To fight a second hobgoblin with five spear-wielding grunts right after?

'I wouldn't be able to defeat that room even if I went in fully healthy,' Henry realized, his pragmatic mind doing the reasoning.

'I need to get stronger.'

The urgent, burning desire to finish the trial quickly, to rush back home to Mia, and to claim his new combat technique began to fade into the background.

A new realization washed over him. The dungeon, with its endless resets and isolated environment, was the perfect opportunity to aggressively grind his experience in a controlled setting.

With his new priority firmly set, Henry sat down on the cavern floor and pulled the basket toward him. He unwrapped the remaining three ham-and-cheese sandwiches and ate them one after the other, washing them down with long pulls from his waterskin despite the discomfort of the water and food going down.

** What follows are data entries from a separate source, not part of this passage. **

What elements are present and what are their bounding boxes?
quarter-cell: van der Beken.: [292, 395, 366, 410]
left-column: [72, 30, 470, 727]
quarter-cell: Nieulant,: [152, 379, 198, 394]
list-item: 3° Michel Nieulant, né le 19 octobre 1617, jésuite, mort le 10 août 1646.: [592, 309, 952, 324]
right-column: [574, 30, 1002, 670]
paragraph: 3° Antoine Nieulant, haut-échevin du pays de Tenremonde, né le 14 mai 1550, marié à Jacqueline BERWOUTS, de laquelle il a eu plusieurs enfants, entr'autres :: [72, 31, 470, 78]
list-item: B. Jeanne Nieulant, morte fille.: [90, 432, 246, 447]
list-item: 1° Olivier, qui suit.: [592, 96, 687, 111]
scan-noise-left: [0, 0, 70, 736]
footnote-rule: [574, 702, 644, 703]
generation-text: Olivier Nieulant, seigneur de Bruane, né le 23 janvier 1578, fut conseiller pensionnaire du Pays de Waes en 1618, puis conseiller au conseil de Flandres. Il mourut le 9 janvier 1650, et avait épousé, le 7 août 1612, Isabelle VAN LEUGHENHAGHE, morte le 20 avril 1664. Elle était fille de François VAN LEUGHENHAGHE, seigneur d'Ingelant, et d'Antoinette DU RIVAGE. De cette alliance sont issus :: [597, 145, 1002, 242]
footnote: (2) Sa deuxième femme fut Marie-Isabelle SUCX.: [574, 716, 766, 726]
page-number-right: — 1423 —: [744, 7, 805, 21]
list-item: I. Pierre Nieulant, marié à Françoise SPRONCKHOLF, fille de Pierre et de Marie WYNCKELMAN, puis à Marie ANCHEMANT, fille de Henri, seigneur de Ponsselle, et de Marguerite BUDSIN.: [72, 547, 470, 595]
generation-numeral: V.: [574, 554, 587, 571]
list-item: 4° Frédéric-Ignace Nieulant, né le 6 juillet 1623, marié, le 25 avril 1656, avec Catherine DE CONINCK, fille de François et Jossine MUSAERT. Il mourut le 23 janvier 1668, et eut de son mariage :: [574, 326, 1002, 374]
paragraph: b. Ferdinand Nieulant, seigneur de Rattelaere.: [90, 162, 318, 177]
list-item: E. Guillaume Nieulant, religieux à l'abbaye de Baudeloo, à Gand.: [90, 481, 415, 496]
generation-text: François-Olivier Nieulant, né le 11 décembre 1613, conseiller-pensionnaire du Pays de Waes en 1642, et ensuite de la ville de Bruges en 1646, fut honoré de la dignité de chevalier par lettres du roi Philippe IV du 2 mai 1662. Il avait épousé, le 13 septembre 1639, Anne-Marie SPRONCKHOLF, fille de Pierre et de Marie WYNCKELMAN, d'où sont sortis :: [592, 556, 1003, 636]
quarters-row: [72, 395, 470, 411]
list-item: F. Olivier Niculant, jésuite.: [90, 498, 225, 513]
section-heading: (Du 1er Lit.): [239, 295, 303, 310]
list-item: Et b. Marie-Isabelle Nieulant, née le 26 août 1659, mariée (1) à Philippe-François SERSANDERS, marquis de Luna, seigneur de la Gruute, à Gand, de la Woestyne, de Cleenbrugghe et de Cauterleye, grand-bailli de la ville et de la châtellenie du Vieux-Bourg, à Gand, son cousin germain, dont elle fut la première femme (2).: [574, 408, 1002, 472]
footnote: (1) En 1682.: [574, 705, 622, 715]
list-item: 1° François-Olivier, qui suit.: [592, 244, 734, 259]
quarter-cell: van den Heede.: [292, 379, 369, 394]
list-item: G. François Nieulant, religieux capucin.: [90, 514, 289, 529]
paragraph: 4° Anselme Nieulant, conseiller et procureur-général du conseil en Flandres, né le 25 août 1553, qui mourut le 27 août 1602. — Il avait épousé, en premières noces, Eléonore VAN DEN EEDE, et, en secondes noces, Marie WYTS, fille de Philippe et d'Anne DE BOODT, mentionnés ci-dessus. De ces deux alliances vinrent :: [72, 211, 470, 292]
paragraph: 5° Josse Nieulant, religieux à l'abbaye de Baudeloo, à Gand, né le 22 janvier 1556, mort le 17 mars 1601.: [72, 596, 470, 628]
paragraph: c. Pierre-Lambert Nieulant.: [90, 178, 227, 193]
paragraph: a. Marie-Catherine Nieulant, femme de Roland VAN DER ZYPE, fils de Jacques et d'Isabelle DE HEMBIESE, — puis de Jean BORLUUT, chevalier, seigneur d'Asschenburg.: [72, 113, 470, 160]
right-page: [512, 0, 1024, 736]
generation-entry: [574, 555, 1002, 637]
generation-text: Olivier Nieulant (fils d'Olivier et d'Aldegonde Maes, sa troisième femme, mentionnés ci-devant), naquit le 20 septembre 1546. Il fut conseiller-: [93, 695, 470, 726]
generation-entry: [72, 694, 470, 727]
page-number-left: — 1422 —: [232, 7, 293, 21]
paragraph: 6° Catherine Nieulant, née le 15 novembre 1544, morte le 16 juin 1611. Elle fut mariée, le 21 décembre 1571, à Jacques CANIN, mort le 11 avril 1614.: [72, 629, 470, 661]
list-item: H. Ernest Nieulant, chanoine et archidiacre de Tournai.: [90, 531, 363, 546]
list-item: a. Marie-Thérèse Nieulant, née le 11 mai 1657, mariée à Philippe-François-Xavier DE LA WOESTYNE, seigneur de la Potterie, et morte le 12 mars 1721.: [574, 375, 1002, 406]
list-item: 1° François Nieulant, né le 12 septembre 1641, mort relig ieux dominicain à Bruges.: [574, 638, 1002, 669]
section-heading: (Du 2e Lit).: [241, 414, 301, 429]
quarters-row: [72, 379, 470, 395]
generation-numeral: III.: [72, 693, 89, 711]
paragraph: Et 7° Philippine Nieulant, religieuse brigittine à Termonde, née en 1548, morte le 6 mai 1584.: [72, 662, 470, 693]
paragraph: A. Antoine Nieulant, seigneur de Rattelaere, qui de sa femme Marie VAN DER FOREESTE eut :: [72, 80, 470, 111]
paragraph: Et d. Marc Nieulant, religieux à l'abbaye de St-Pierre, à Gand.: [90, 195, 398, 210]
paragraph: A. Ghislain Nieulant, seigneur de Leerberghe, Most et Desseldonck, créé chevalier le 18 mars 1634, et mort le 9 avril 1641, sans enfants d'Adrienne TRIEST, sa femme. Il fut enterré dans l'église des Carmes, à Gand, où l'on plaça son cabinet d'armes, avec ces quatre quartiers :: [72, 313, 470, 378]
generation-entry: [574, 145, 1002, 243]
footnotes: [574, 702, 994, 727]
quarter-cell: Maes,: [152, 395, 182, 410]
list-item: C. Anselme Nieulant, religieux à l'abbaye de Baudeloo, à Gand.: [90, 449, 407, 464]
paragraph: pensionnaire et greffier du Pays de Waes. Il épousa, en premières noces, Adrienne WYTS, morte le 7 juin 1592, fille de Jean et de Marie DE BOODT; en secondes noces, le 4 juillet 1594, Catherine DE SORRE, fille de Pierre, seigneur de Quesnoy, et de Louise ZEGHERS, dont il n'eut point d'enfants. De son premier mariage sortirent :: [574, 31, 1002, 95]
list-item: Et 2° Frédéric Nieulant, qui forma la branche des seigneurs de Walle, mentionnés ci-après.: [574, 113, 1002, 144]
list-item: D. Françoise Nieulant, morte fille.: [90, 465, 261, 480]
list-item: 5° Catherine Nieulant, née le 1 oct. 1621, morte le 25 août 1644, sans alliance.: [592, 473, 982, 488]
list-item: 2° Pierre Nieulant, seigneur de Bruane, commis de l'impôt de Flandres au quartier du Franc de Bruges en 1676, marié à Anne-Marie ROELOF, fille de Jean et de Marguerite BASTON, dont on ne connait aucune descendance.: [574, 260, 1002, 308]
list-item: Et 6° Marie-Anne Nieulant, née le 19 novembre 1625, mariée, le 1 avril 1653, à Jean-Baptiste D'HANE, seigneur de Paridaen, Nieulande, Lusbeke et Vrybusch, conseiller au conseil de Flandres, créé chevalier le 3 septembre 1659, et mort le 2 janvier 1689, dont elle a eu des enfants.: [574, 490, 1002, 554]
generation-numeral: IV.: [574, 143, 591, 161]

Once his stomach was full, he called up his interface. "System stats."

Name: Henry Sinclair

Rank: F-

Rank Progress: [ 8 / 100 ]

Strength: 40

Speed: 45

Agility: 44

Stamina: 52

Vitality: 30

Henry scrutinized the blue numbers. His stats had definitely improved since his trial in the Hope Forest. The way the numbers had naturally distributed kept him established as a highly versatile, well-rounded knight, slightly favoring speed and stamina over pure brute force.

He did some quick mental math. He had gained four points of rank progression from killing the hobgoblin run through of the dungeon, bringing him to 8/100. Looking at his attribute increases, he realized the system's scaling ratio for his rank was receiving two attribute points to distribute across his stats for every single point of Rank Progress he earned.

Seeing the sheer potential for growth staring back at him, Henry let his shoulders drop, relaxing as much as his tense muscles would allow.

He was going to be in this dungeon a lot longer than he had initially thought.